My current work as a postdoctoral researcher is concerned with the early impact of diverse socio-economic backgrounds on early language, attention and social-cognitive development of infants in the first year of life. In particular, we study cognitive development of infants coming from families with low SES on a variety of measures, including ERPs, eye-tracking and standardised behavioural assessment. This project is funded by a donation from the Eranda Foundation and run at IRCD with Dr Elena Kushnerenko and Professor Derek Moore. Visit IRCD Babylab site for more information.

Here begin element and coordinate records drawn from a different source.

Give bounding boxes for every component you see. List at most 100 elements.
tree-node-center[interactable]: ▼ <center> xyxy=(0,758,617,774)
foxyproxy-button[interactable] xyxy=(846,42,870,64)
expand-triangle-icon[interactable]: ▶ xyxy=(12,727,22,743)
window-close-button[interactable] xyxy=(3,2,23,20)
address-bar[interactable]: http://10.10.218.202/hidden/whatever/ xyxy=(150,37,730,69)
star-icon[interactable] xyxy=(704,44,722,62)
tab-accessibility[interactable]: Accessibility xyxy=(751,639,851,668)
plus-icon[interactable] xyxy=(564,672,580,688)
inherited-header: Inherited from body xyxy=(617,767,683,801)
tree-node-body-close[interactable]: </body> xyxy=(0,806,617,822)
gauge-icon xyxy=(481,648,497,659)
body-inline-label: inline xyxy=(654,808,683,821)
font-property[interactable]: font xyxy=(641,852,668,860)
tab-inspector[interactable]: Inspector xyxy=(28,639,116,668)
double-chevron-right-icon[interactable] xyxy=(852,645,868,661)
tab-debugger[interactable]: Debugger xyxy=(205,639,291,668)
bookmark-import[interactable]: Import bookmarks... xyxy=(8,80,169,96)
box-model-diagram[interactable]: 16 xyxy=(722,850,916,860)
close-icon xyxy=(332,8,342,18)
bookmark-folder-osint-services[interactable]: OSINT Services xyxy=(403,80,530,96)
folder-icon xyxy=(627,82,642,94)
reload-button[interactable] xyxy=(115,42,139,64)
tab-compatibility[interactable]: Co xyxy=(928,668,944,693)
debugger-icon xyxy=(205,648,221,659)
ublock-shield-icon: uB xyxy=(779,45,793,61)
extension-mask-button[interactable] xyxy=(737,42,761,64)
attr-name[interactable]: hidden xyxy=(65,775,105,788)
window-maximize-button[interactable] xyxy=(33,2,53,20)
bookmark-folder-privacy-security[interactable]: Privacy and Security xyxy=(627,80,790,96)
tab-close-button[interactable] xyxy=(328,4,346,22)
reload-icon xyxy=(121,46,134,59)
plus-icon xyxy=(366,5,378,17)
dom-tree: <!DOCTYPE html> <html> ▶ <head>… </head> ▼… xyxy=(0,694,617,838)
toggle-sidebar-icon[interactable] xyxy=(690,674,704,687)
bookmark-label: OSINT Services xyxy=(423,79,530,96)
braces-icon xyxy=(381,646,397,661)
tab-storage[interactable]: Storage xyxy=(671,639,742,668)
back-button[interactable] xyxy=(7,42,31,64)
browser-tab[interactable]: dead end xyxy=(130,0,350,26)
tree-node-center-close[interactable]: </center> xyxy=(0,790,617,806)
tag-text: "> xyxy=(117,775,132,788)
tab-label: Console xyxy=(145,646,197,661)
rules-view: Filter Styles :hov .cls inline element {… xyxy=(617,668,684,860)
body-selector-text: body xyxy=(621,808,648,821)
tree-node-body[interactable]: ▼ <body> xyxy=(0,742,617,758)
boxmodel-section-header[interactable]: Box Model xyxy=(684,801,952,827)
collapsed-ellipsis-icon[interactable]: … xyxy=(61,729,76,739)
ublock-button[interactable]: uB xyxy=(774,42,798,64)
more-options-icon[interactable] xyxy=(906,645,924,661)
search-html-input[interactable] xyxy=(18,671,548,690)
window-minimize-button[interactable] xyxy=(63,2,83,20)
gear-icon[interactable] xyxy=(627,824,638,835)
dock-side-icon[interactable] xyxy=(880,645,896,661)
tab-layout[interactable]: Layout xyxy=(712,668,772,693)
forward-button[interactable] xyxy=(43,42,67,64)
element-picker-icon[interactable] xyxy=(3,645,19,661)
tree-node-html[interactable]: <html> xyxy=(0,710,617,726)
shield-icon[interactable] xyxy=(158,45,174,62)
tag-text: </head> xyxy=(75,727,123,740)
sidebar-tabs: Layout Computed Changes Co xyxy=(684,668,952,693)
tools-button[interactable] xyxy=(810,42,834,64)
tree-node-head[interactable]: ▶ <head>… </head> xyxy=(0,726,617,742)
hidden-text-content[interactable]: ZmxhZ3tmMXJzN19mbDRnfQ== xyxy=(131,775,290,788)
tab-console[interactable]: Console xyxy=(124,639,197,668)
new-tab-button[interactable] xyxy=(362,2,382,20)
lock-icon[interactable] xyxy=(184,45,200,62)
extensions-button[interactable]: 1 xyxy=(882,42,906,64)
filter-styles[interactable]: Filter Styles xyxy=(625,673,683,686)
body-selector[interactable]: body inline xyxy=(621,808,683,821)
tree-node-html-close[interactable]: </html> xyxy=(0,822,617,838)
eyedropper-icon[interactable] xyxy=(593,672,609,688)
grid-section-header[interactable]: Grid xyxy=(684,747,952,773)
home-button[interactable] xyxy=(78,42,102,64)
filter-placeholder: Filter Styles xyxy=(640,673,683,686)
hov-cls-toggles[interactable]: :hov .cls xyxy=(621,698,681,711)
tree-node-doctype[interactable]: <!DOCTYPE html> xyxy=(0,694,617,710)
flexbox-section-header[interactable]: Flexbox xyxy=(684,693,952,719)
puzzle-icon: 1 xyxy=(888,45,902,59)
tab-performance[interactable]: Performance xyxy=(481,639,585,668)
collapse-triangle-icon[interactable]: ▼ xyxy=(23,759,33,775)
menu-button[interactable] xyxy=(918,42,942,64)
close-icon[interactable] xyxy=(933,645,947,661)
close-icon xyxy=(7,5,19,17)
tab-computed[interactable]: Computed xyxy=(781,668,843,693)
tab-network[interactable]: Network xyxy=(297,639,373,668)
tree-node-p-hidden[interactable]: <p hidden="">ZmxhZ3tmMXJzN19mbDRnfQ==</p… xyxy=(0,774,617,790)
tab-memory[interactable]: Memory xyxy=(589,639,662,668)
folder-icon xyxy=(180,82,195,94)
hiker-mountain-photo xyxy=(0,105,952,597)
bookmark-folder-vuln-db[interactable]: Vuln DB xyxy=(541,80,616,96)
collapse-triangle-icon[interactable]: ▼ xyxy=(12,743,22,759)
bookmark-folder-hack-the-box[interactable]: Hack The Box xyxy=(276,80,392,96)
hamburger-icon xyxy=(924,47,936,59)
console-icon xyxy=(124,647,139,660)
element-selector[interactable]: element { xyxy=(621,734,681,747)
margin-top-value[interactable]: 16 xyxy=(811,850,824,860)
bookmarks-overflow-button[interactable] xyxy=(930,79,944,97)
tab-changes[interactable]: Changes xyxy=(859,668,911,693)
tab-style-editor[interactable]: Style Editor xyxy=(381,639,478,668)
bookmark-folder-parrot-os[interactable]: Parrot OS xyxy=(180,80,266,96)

My PhD project was focused on the neural basis of face processing in the human brain, especially on the role of subcortical visual pathways during the early stages of such processing. It was aimed at studying how evolutionarily ancient retinotectal visual pathway (including superior colliculus, pulvinar and amygdala) is active in humans from birth through adulthood, allowing rapid detection of faces and facial emotion expressions. I have studied effects of faces and schematic faces on attention and eye movements, with covert and overt orienting tasks. I have also used EEG/ERPs (event-related potentials) and time-frequency analysis to study the influences of the subcortical face pathway on the early stages of cortical face processing.
Previously, I have also worked on other aspects of social–cognitive development and its neural mechanisms, especially on attachment representations in families of gay and lesbian couples. (This work was published as a book in Polish at Warsaw University Press.)